Reputation: 3011
I am running a script that generates data frames automatically. In certain cases I get columns with a specific pattern such as d123
or d3452
. It is basically the character d followed by few digits. The number of digits could be just one or sometimes it goes up to a length of 4 characters. I want to delete all the columns that match this particular pattern. The example data frame is as follows:
df <- data.frame(d1234=c(1,2,3), b=c(3,4,5),c=c(4,5,3), d3245=c(3,2,4))
The df looks like this:
d1234 b c d3245
1 1 3 4 3
2 2 4 5 2
3 3 5 3 4
From this I want to delete only the first and the last column that matches the pattern. I have tried the following:
df <- data.frame(d1234=c(1,2,3), b=c(3,4,5),c=c(4,5,3), d3245=c(3,2,4))
colpat <- "[d[:digit:]]"
if (colpat %in% names(df)) {
d <- df[,!names(df) == colpat]
} else {
d <- df
}
print(d)
But still the columns remain
Upvotes: 1
Views: 953
Reputation: 5138
For a tidyverse solution, you could use regex in the matches
helper when selecting columns.
df %>%
select(-matches("d\\d+$"))
b c
1 3 4
2 4 5
3 5 3
Upvotes: 4
Reputation: 887108
We can use grep
for regex matching of a pattern in the column name.

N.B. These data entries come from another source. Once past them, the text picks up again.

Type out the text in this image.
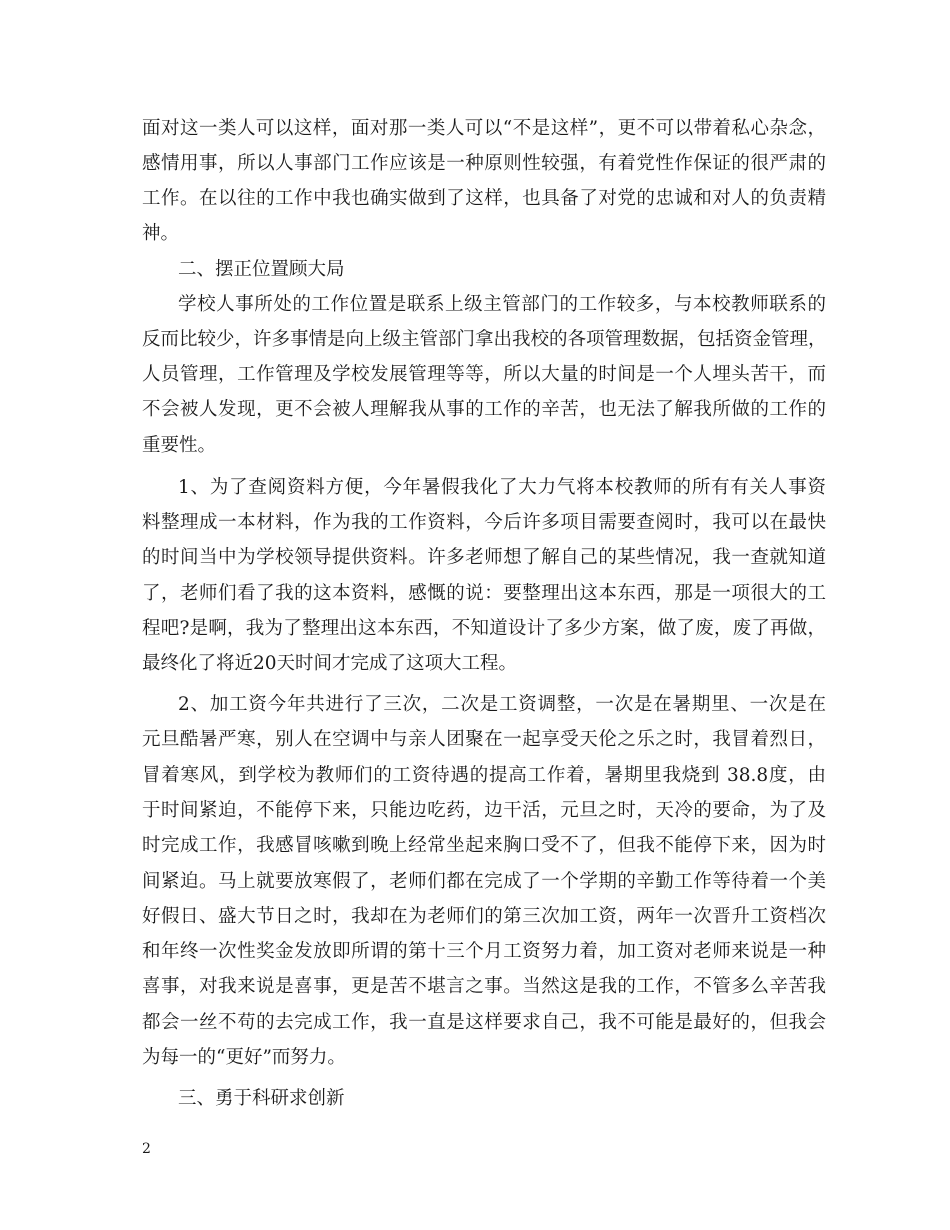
面对这一类人可以这样，面对那一类人可以“不是这样”，更不可以带着私心杂念，
感情用事，所以人事部门工作应该是一种原则性较强，有着党性作保证的很严肃的
工作。在以往的工作中我也确实做到了这样，也具备了对党的忠诚和对人的负责精
神。
二、摆正位置顾大局
学校人事所处的工作位置是联系上级主管部门的工作较多，与本校教师联系的
反而比较少，许多事情是向上级主管部门拿出我校的各项管理数据，包括资金管理，
人员管理，工作管理及学校发展管理等等，所以大量的时间是一个人埋头苦干，而
不会被人发现，更不会被人理解我从事的工作的辛苦，也无法了解我所做的工作的
重要性。
1、为了查阅资料方便，今年暑假我化了大力气将本校教师的所有有关人事资
料整理成一本材料，作为我的工作资料，今后许多项目需要查阅时，我可以在最快
的时间当中为学校领导提供资料。许多老师想了解自己的某些情况，我一查就知道
了，老师们看了我的这本资料，感慨的说：要整理出这本东西，那是一项很大的工
程吧?是啊，我为了整理出这本东西，不知道设计了多少方案，做了废，废了再做，
最终化了将近20天时间才完成了这项大工程。
2、加工资今年共进行了三次，二次是工资调整，一次是在暑期里、一次是在
元旦酷暑严寒，别人在空调中与亲人团聚在一起享受天伦之乐之时，我冒着烈日，
冒着寒风，到学校为教师们的工资待遇的提高工作着，暑期里我烧到 38.8度，由
于时间紧迫，不能停下来，只能边吃药，边干活，元旦之时，天冷的要命，为了及
时完成工作，我感冒咳嗽到晚上经常坐起来胸口受不了，但我不能停下来，因为时
间紧迫。马上就要放寒假了，老师们都在完成了一个学期的辛勤工作等待着一个美
好假日、盛大节日之时，我却在为老师们的第三次加工资，两年一次晋升工资档次
和年终一次性奖金发放即所谓的第十三个月工资努力着，加工资对老师来说是一种
喜事，对我来说是喜事，更是苦不堪言之事。当然这是我的工作，不管多么辛苦我
都会一丝不苟的去完成工作，我一直是这样要求自己，我不可能是最好的，但我会
为每一的“更好”而努力。
三、勇于科研求创新
2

Here, the pattern is to check for letter 'd' at the start (^
) of the string followed by one or more digits (\\d+
) till the end ($
) of the string, use the invert = TRUE
(by default it is FALSE), and subset the columns with the numeric index
df[grep("^d\\d+$", names(df), invert = TRUE)]
# b c
#1 3 4
#2 4 5
#3 5 3
Upvotes: 3